Thomas Hunkeler: Swissmedic hat proaktiv und umfangreich informiert: mit Online-Veranstaltungen, Merkblättern und vielen Inhalten auf unserer Website. Grundsätzlich liegt es jedoch in der Verantwortung der Schweizer Bevollmächtigten, sich mit der neuen Regulierung zu befassen und deren Vorgaben umzusetzen.
Und Ihr Team hat Inspektionen bei Schweizer Bevollmächtigten durchgeführt.
Maria Bofan: Wir haben in der ersten Jahreshälfte 2022 im Rahmen einer Schwerpunktaktion 20 bei Swissmedic registrierte Schweizer Bevollmächtigte inspiziert. Wir haben geprüft, ob die Verträge mit den ausländischen Herstellern sowie die Kompetenzen und Vorkehrungen der Bevollmächtigten den gesetzlichen Vorgaben entsprachen.

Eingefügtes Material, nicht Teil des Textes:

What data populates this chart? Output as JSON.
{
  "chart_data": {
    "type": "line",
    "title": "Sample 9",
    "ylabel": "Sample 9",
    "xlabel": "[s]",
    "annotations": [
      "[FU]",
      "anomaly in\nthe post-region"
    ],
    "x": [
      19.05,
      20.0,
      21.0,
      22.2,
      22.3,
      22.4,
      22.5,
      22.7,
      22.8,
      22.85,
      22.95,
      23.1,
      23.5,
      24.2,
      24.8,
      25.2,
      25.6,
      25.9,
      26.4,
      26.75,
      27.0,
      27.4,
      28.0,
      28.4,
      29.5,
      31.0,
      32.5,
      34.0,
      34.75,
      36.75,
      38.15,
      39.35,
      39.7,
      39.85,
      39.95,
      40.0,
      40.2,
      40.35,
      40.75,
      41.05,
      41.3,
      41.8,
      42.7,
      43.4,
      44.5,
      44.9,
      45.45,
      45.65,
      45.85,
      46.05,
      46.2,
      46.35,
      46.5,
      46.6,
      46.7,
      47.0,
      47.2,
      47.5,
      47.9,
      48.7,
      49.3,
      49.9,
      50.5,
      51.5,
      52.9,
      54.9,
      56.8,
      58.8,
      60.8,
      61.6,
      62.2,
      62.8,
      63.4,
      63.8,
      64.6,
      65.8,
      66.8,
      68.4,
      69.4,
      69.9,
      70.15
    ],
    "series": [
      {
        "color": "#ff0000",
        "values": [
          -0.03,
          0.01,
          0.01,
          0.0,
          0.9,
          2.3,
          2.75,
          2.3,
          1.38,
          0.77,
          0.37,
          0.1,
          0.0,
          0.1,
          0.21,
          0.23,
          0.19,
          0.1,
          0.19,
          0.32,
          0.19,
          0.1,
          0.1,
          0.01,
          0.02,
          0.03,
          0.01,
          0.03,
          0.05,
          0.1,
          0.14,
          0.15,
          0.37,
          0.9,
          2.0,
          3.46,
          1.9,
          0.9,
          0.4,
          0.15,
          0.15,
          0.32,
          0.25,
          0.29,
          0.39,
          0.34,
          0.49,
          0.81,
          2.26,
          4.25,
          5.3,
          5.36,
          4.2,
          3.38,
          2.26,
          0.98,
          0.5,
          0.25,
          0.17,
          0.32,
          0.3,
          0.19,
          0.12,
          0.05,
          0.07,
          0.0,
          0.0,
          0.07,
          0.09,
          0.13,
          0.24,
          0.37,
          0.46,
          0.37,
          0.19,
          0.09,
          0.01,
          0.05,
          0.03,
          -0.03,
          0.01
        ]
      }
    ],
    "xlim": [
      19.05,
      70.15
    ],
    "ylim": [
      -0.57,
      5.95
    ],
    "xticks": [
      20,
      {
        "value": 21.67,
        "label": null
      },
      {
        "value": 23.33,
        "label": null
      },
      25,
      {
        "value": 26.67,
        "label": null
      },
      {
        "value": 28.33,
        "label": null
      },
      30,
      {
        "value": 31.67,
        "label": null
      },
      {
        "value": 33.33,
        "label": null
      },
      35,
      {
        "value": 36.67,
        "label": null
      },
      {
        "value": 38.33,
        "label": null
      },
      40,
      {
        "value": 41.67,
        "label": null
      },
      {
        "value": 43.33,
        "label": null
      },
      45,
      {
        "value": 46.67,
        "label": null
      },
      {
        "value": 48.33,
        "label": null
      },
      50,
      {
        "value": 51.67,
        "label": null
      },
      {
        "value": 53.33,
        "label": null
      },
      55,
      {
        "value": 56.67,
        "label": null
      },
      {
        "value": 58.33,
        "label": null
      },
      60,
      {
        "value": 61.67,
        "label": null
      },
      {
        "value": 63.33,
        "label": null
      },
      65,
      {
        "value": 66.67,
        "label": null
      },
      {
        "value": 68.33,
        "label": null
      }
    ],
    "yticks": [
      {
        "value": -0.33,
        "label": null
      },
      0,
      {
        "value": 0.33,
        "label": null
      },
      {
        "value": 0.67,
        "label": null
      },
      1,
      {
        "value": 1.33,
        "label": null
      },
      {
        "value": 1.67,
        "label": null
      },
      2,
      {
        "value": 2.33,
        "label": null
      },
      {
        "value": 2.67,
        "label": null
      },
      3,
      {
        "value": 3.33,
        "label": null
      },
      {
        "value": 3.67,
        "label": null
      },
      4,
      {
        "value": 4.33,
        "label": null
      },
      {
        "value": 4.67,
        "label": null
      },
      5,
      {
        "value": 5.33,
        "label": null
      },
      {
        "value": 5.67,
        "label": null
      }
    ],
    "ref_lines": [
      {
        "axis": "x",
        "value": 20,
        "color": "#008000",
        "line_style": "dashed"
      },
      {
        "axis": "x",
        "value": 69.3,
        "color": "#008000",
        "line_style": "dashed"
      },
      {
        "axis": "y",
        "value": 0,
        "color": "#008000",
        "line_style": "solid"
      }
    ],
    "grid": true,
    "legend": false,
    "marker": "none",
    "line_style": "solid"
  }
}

Thomas Hunkeler: Alle Inspektionen im Rahmen der Schwerpunktaktion fanden in einer konstruktiven und offenen Arbeitsatmosphäre statt. Die meisten Bevollmächtigten zeigten einen guten Kenntnisstand und setzten die rechtlichen Vorgaben zufriedenstellend um. Bei sechs Bevollmächtigten ergaben die Inspektionen keine Abweichungen. Bei den übrigen waren zum Teil Anpassungen der Verträge mit den ausländischen Herstellern, insbesondere bei der Verantwortung zur Meldung von schwerwiegenden Vorkommnissen an Swissmedic, nötig. Swissmedic überwachte die Umsetzung der Korrekturmassnahmen. Die Schwerpunktaktion hat sich, auch durch die Publikation der Ergebnisse, als Mittel zur präventiven Marktüberwachung bewährt.
Wie wirkt sich die neue Medizinprodukte-Regulierung im Endeffekt auf die Patientinnen und Patienten aus?
Maria Bofan: Die neue Regulierung ist umfangreicher und wurde gegenüber früher verschärft, mit dem Ziel, die Qualität und Sicherheit von Medizinprodukten zu erhöhen. Dadurch werden Patientinnen und Patienten besser geschützt; sie können sich noch sicherer fühlen. Aus professioneller Sicht begrüsse ich es, dass die gesamte Lieferkette jetzt transparenter nachvollziehbar ist. Swissmedic kann bei Vorkommnissen schneller ermitteln, wo ein Problem besteht, und Schritte zur Behebung der Qualitätsmängel veranlassen.